The story is not the point of Unsane, though. The real attractions here are Foy’s performance and how the film was shot.

Soderbergh is not the first to swap a camera for a camera phone. That distinction went to Sean Baker who made 2015’s Tangerine on iPhone 5s. Baker went on to helm the Oscar-nominated The Florida Project, so it was clearly good training.

In both Tangerine (a comedy-drama about a prostitute out for revenge against an unfaithful partner) and Unsane, the shooting method suits the freewheeling, paranoia-fuelled madness on screen. When we see Foy out on the street, the scenes look snatched and covert, as if it was her stalker filming.

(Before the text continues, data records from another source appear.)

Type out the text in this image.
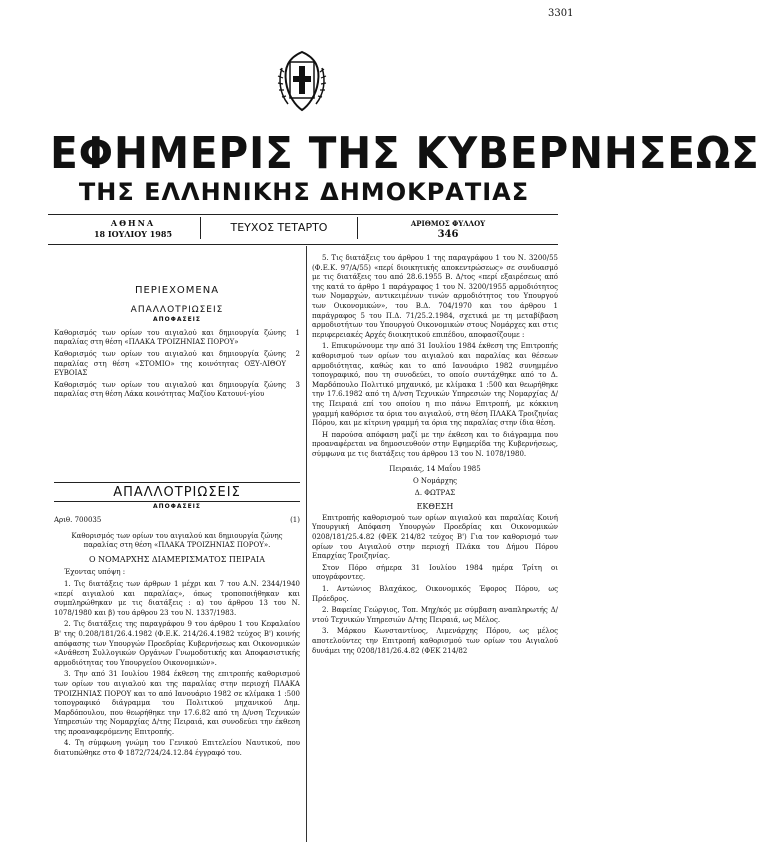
3301
ΕΦΗΜΕΡΙΣ ΤΗΣ ΚΥΒΕΡΝΗΣΕΩΣ
ΤΗΣ ΕΛΛΗΝΙΚΗΣ ΔΗΜΟΚΡΑΤΙΑΣ
ΑΘΗΝΑ
18 ΙΟΥΛΙΟΥ 1985	ΤΕΥΧΟΣ ΤΕΤΑΡΤΟ	ΑΡΙΘΜΟΣ ΦΥΛΛΟΥ
346
ΠΕΡΙΕΧΟΜΕΝΑ
ΑΠΑΛΛΟΤΡΙΩΣΕΙΣ
ΑΠΟΦΑΣΕΙΣ
Καθορισμός των ορίων του αιγιαλού και δημιουργία ζώνης παραλίας στη θέση «ΠΛΑΚΑ ΤΡΟΙΖΗΝΙΑΣ ΠΟΡΟΥ»
1
Καθορισμός των ορίων του αιγιαλού και δημιουργία ζώνης παραλίας στη θέση «ΣΤΟΜΙΟ» της κοινότητας ΟΞΥ-ΛΙΘΟΥ ΕΥΒΟΙΑΣ
2
Καθορισμός των ορίων του αιγιαλού και δημιουργία ζώνης παραλίας στη θέση Λάκα κοινότητας Μαζίου Κατουνί-γίου
3
ΑΠΑΛΛΟΤΡΙΩΣΕΙΣ
ΑΠΟΦΑΣΕΙΣ
Αριθ. 700035	(1)

Καθορισμός των ορίων του αιγιαλού και δημιουργία ζώνης παραλίας στη θέση «ΠΛΑΚΑ ΤΡΟΙΖΗΝΙΑΣ ΠΟΡΟΥ».

Ο ΝΟΜΑΡΧΗΣ ΔΙΑΜΕΡΙΣΜΑΤΟΣ ΠΕΙΡΑΙΑ

Έχοντας υπόψη :

1. Τις διατάξεις των άρθρων 1 μέχρι και 7 του Α.Ν. 2344/1940 «περί αιγιαλού και παραλίας», όπως τροποποιήθηκαν και συμπληρώθηκαν με τις διατάξεις : α) του άρθρου 13 του Ν. 1078/1980 και β) του άρθρου 23 του Ν. 1337/1983.

2. Τις διατάξεις της παραγράφου 9 του άρθρου 1 του Κεφαλαίου Β' της 0.208/181/26.4.1982 (Φ.Ε.Κ. 214/26.4.1982 τεύχος Β') κοινής απόφασης των Υπουργών Προεδρίας Κυβερνήσεως και Οικονομικών «Ανάθεση Συλλογικών Οργάνων Γνωμοδοτικής και Αποφασιστικής αρμοδιότητας του Υπουργείου Οικονομικών».

3. Την από 31 Ιουλίου 1984 έκθεση της επιτροπής καθορισμού των ορίων του αιγιαλού και της παραλίας στην περιοχή ΠΛΑΚΑ ΤΡΟΙΖΗΝΙΑΣ ΠΟΡΟΥ και το από Ιανουάριο 1982 σε κλίμακα 1 :500 τοπογραφικό διάγραμμα του Πολιτικού μηχανικού Δημ. Μαρδόπουλου, που θεωρήθηκε την 17.6.82 από τη Δ/νση Τεχνικών Υπηρεσιών της Νομαρχίας Δ/της Πειραιά, και συνοδεύει την έκθεση της προαναφερόμενης Επιτροπής.

4. Τη σύμφωνη γνώμη του Γενικού Επιτελείου Ναυτικού, που διατυπώθηκε στο Φ 1872/724/24.12.84 έγγραφό του.

5. Τις διατάξεις του άρθρου 1 της παραγράφου 1 του Ν. 3200/55 (Φ.Ε.Κ. 97/Α/55) «περί διοικητικής αποκεντρώσεως» σε συνδυασμό με τις διατάξεις του από 28.6.1955 Β. Δ/τος «περί εξαιρέσεως από της κατά το άρθρο 1 παράγραφος 1 του Ν. 3200/1955 αρμοδιότητος των Νομαρχών, αντικειμένων τινών αρμοδιότητος του Υπουργού των Οικονομικών», του Β.Δ. 704/1970 και του άρθρου 1 παράγραφος 5 του Π.Δ. 71/25.2.1984, σχετικά με τη μεταβίβαση αρμοδιοτήτων του Υπουργού Οικονομικών στους Νομάρχες και στις περιφερειακές Αρχές διοικητικού επιπέδου, αποφασίζουμε :

1. Επικυρώνουμε την από 31 Ιουλίου 1984 έκθεση της Επιτροπής καθορισμού των ορίων του αιγιαλού και παραλίας και θέσεων αρμοδιότητας, καθώς και το από Ιανουάριο 1982 συνημμένο τοπογραφικό, που τη συνοδεύει, το οποίο συντάχθηκε από το Δ. Μαρδόπουλο Πολιτικό μηχανικό, με κλίμακα 1 :500 και θεωρήθηκε την 17.6.1982 από τη Δ/νση Τεχνικών Υπηρεσιών της Νομαρχίας Δ/της Πειραιά επί του οποίου η πιο πάνω Επιτροπή, με κόκκινη γραμμή καθόρισε τα όρια του αιγιαλού, στη θέση ΠΛΑΚΑ Τροιζηνίας Πόρου, και με κίτρινη γραμμή τα όρια της παραλίας στην ίδια θέση.

Η παρούσα απόφαση μαζί με την έκθεση και το διάγραμμα που προαναφέρεται να δημοσιευθούν στην Εφημερίδα της Κυβερνήσεως, σύμφωνα με τις διατάξεις του άρθρου 13 του Ν. 1078/1980.

Πειραιάς, 14 Μαΐου 1985

Ο Νομάρχης

Δ. ΦΩΤΡΑΣ

ΕΚΘΕΣΗ

Επιτροπής καθορισμού των ορίων αιγιαλού και παραλίας Κοινή Υπουργική Απόφαση Υπουργών Προεδρίας και Οικονομικών 0208/181/25.4.82 (ΦΕΚ 214/82 τεύχος Β') Για τον καθορισμό των ορίων του Αιγιαλού στην περιοχή Πλάκα του Δήμου Πόρου Επαρχίας Τροιζηνίας.

Στον Πόρο σήμερα 31 Ιουλίου 1984 ημέρα Τρίτη οι υπογράφοντες.

1. Αντώνιος Βλαχάκος, Οικονομικός Έφορος Πόρου, ως Πρόεδρος.

2. Βαφείας Γεώργιος, Τοπ. Μηχ/κός με σύμβαση αναπληρωτής Δ/ντού Τεχνικών Υπηρεσιών Δ/της Πειραιά, ως Μέλος.

3. Μάρκου Κωνσταντίνος, Λιμενάρχης Πόρου, ως μέλος αποτελούντες την Επιτροπή καθορισμού των ορίων του Αιγιαλού δυνάμει της 0208/181/26.4.82 (ΦΕΚ 214/82
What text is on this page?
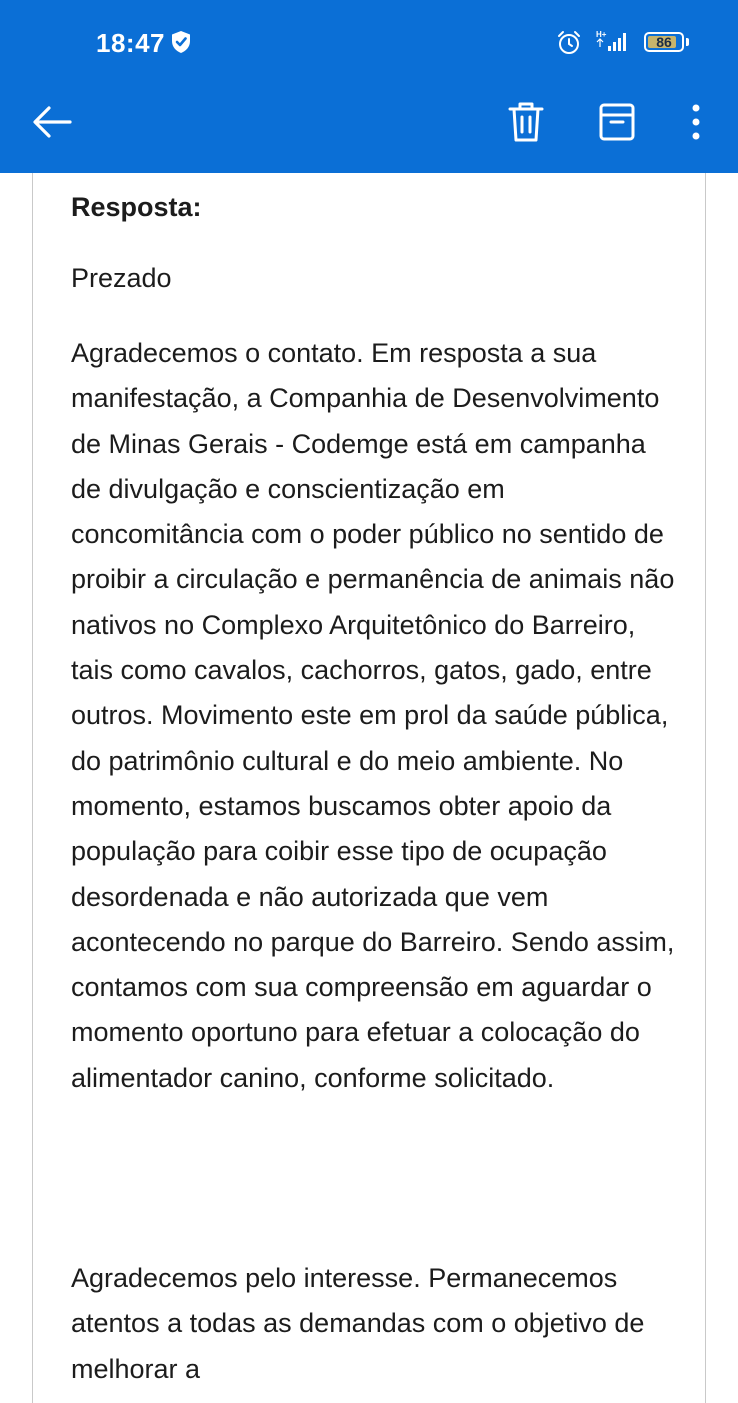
18:47	H+	86
Resposta:
Prezado
Agradecemos o contato. Em resposta a sua manifestação, a Companhia de Desenvolvimento de Minas Gerais - Codemge está em campanha de divulgação e conscientização em concomitância com o poder público no sentido de proibir a circulação e permanência de animais não nativos no Complexo Arquitetônico do Barreiro, tais como cavalos, cachorros, gatos, gado, entre outros. Movimento este em prol da saúde pública, do patrimônio cultural e do meio ambiente. No momento, estamos buscamos obter apoio da população para coibir esse tipo de ocupação desordenada e não autorizada que vem acontecendo no parque do Barreiro. Sendo assim, contamos com sua compreensão em aguardar o momento oportuno para efetuar a colocação do alimentador canino, conforme solicitado.
Agradecemos pelo interesse. Permanecemos atentos a todas as demandas com o objetivo de melhorar a
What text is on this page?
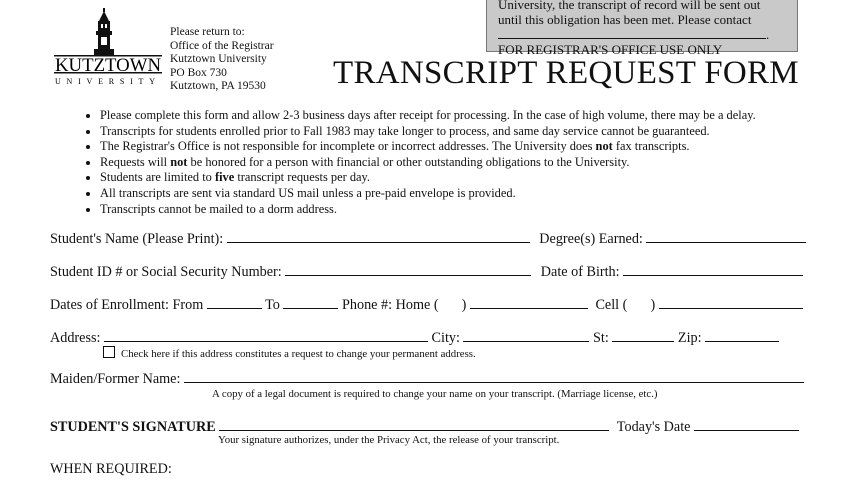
KUTZTOWN
UNIVERSITY
Please return to:
Office of the Registrar
Kutztown University
PO Box 730
Kutztown, PA 19530
University, the transcript of record will be sent out
until this obligation has been met. Please contact
.
FOR REGISTRAR'S OFFICE USE ONLY
TRANSCRIPT REQUEST FORM
• Please complete this form and allow 2-3 business days after receipt for processing. In the case of high volume, there may be a delay.
• Transcripts for students enrolled prior to Fall 1983 may take longer to process, and same day service cannot be guaranteed.
• The Registrar's Office is not responsible for incomplete or incorrect addresses. The University does not fax transcripts.
• Requests will not be honored for a person with financial or other outstanding obligations to the University.
• Students are limited to five transcript requests per day.
• All transcripts are sent via standard US mail unless a pre-paid envelope is provided.
• Transcripts cannot be mailed to a dorm address.
Student's Name (Please Print):	Degree(s) Earned:
Student ID # or Social Security Number:	Date of Birth:
Dates of Enrollment: From	To	Phone #: Home ( )	Cell ( )
Address:	City:	St:	Zip:
Check here if this address constitutes a request to change your permanent address.
Maiden/Former Name:
A copy of a legal document is required to change your name on your transcript. (Marriage license, etc.)
STUDENT'S SIGNATURE	Today's Date
Your signature authorizes, under the Privacy Act, the release of your transcript.
WHEN REQUIRED:
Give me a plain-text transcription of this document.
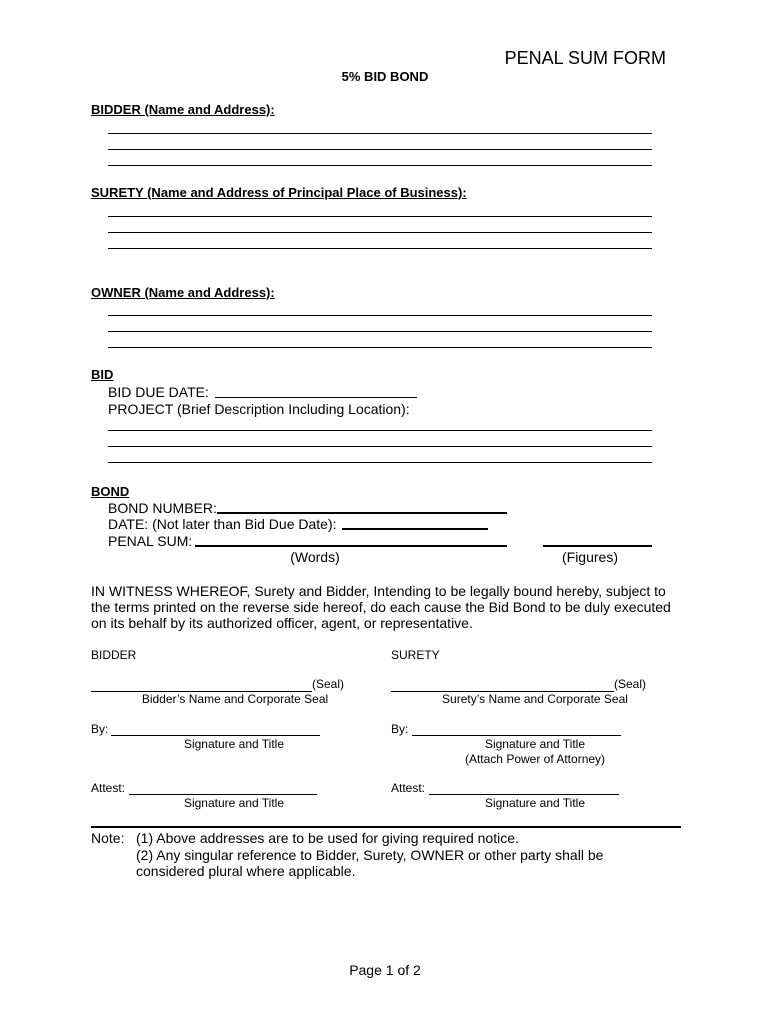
PENAL SUM FORM
5% BID BOND
BIDDER (Name and Address):
SURETY (Name and Address of Principal Place of Business):
OWNER (Name and Address):
BID
BID DUE DATE:
PROJECT (Brief Description Including Location):
BOND
BOND NUMBER:
DATE: (Not later than Bid Due Date):
PENAL SUM:
(Words)	(Figures)
IN WITNESS WHEREOF, Surety and Bidder, Intending to be legally bound hereby, subject to
the terms printed on the reverse side hereof, do each cause the Bid Bond to be duly executed
on its behalf by its authorized officer, agent, or representative.
BIDDER
(Seal)
Bidder’s Name and Corporate Seal
By:
Signature and Title
Attest:
Signature and Title
SURETY
(Seal)
Surety’s Name and Corporate Seal
By:
Signature and Title
(Attach Power of Attorney)
Attest:
Signature and Title
Note: (1) Above addresses are to be used for giving required notice.
(2) Any singular reference to Bidder, Surety, OWNER or other party shall be
considered plural where applicable.
Page 1 of 2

The gonzo production style (even extending to the camera knocking a table off balance at one point) plays into the anything goes/anything might happen, mood. As a way of making films, it would not work in most instances, despite what Soderbergh has said about how simple it was to do. One cannot imagine his earlier hits, Out of Sight, for example, or the Oceans series, looking too good if shot on iPhones. Not everyone, moreover, is as accomplished an editor and cinematographer as Soderbergh.

If the production method is a touch hit and miss, Foy’s performance is an out and out triumph. Though there are notable turns among the supporting cast (particularly Jay Pharoah as a fellow inmate), Foy dominates the movie, being in almost every scene. Throwing off her previous persona as the cool, rational, always polite Queen as if it was on fire, she creates a doozy of a character in Sawyer. Alternately vulnerable and manipulative, bullied and a bully, decent and demonic, the audience is kept guessing. Even as her character’s behaviour becomes ever more appalling, Foy still demands our sympathies because of the predicament she appears to be in.

It takes a brave actor to take the risk of being so horrible; perhaps it felt like a holiday after the strictures of The Crown. Whatever the reason, being a bad girl is a very good look on Foy.